No se trata de él. Se trata de nosotros.
A medida que se acerca el 50 aniversario del asesinato de John F. Kennedy, hemos sido inundados con ensayos, libros, sitios Web, videos y una nueva película celebrando el evento. La fascinación con los Kennedys perdura, aunque probablemente esté llegando a su fin. Después de todo, alrededor de tres cuartos de los norteamericanos o bien no habían nacido cuando mataron a Kennedy o eran demasiado jóvenes para comprender lo que sucedió. Para ellos es un acontecimiento distante y desconectado.
Y Kennedy no fue un gran presidente. Fue entre mediano y mediocre.
En el momento de su muerte, no había alcanzado ningún éxito legislativo. Sus dos propuestas principales —un recorte fiscal para reactivar la economía y la legislación de los derechos civiles— languidecieron en el Congreso. Expandió la Guerra de Vietnam y aunque algunos defensores sostienen que hubiera revertido ese hecho en su segundo período, se juzga a los presidentes por lo que hicieron, no por lo que habrían hecho. Sus políticas económicas, simbolizadas por el recorte fiscal propuesto y denominadas “nueva economía”, tuvieron consecuencias perjudiciales en el largo plazo. Desencadenaron la inflación a fines de los años 60 y en los 70; y abolieron el compromiso de presentar un presupuesto balanceado, pérdida que aún nos persigue.
Más allá de Vietnam, su gestión en política exterior fue deslucida. Sí distendió la crisis de los misiles de Cuba en 1962, pero esa crisis podría haber sido consecuencia en parte de la sensación de Khrushchev de que podía intimidarse a Kennedy.
Es cruel pero cierto que, el momento más trascendental de la presidencia de Kennedy fue su asesinato. Sumió al país en tal tristeza y culpa que, presionado por un legislador magistral, Lyndon Johnson, el Congreso aprobó el recorte fiscal y la legislación de los derechos civiles. Además, el cambio en la opinión pública permitió que Johnson, tras su aplastante elección de 1964, avanzara su programa de la Gran Sociedad: Medicare, Medicaid, la Ley de los Derechos al Voto de 1965 y más.
Nada de eso sostiene la fascinación con Kennedy. Es demasiado tecnocrático y matizado. La fijación tiene otras fuentes. Para comenzar, es la historia vista como una telenovela. Un vigoroso presidente cae baleado en la flor de la vida. Hermosa esposa. Niños pequeños. Pero ese atractivo es superficial. Su poder real radica en que, para muchos norteamericanos la vida y la muerte de Kennedy representan una metáfora personal e histórica mayor.
Yo estaba en mi primer año de universidad cuando asesinaron a Kennedy. La ilusión de Camelot era que él y nosotros estabámos en control de los acontecimientos. Su tasa de aprobación promediaba el 70 por ciento, la más alta de los presidentes modernos. En parte, ese hecho era el reflejo de un clima público menos crítico. Eisenhower, con ocho años en su cargo y más oportunidades para decepcionar y enojar, tuvo tasas casi igualmente altas, del 65 por ciento. Pero también tenía que ver con la personalidad de Kennedy. Inspiraba seguridad en sí mismo y destilaba encanto. Sin duda, a mí me encandiló.

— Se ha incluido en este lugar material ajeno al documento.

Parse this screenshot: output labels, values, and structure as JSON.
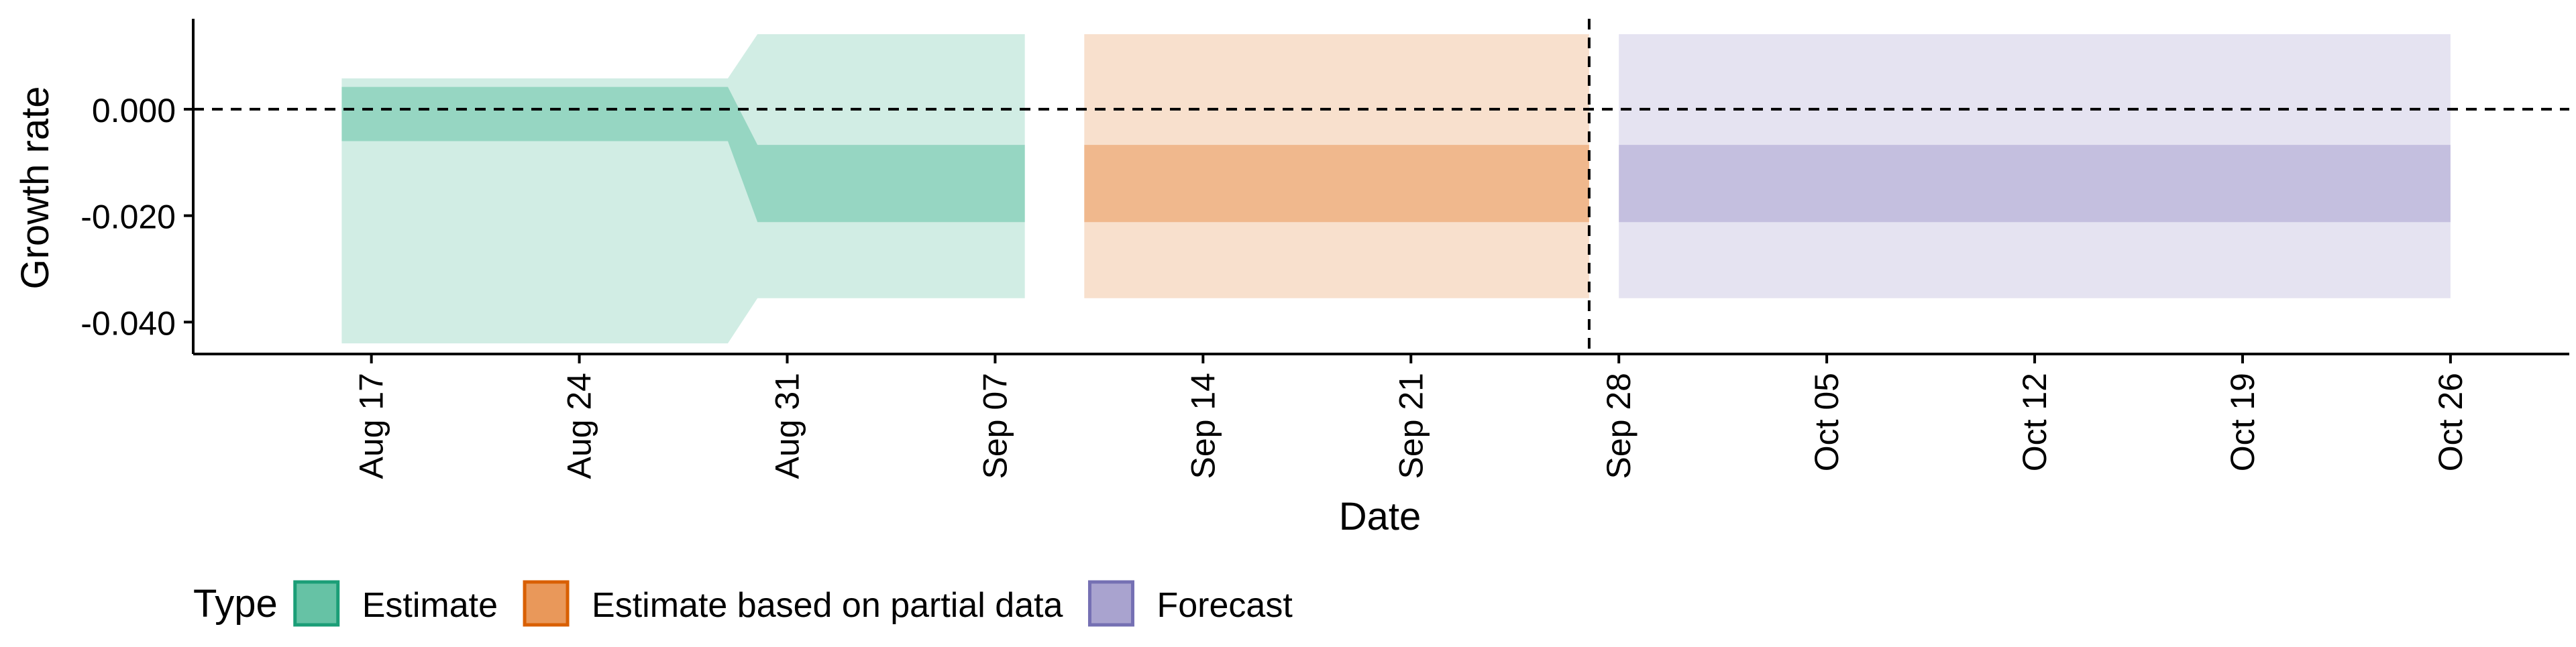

Los Kennedys eran lo que todos queríamos ser. No, no terminaríamos en la Casa Blanca. Pero así como ellos habían alcanzado sus ambiciones, nosotros podríamos alcanzar las nuestras. Y haríamos del mundo y de Estados Unidos un lugar mejor.
El asesinato de Kennedy destruyó la ilusión del control. ¿Quién podía imaginar que se baleara a un presidente norteamericano? Pero mucho hechos no-imaginados tuvieron lugar: disturbios raciales en Los Angeles, Detroit y muchas ciudades; un poderoso movimiento antibélico; el asesinato de Bobby Kennedy y Martin Luther King; la renuncia de un presidente tras el caso Watergate.
Ése es su magnetismo. Fue menos una época inocente que simplista. Pensamos que podíamos fabricar el futuro y descubrimos que el futuro no quería cooperar. Nuestra continua seducción con la narrativa de Kennedy supone que si él hubiera vivido, el futuro habría sido mejor. Él hubiera comprendido la locura de Vietnam, abrazado la nueva cultura de los jóvenes y avanzado los derechos civiles. Este subtexto sostiene la fascinación con Kennedy.
Requiere que suspendamos nuestra incredulidad, ya que hubo una gran contradicción en el seno de su breve presidencia. Aunque Kennedy proyectaba dominio, siguió a los acontecimientos en lugar de producirlos. Es necesario un gran acto de fe para pensar que un segundo período hubiera sido muy diferente.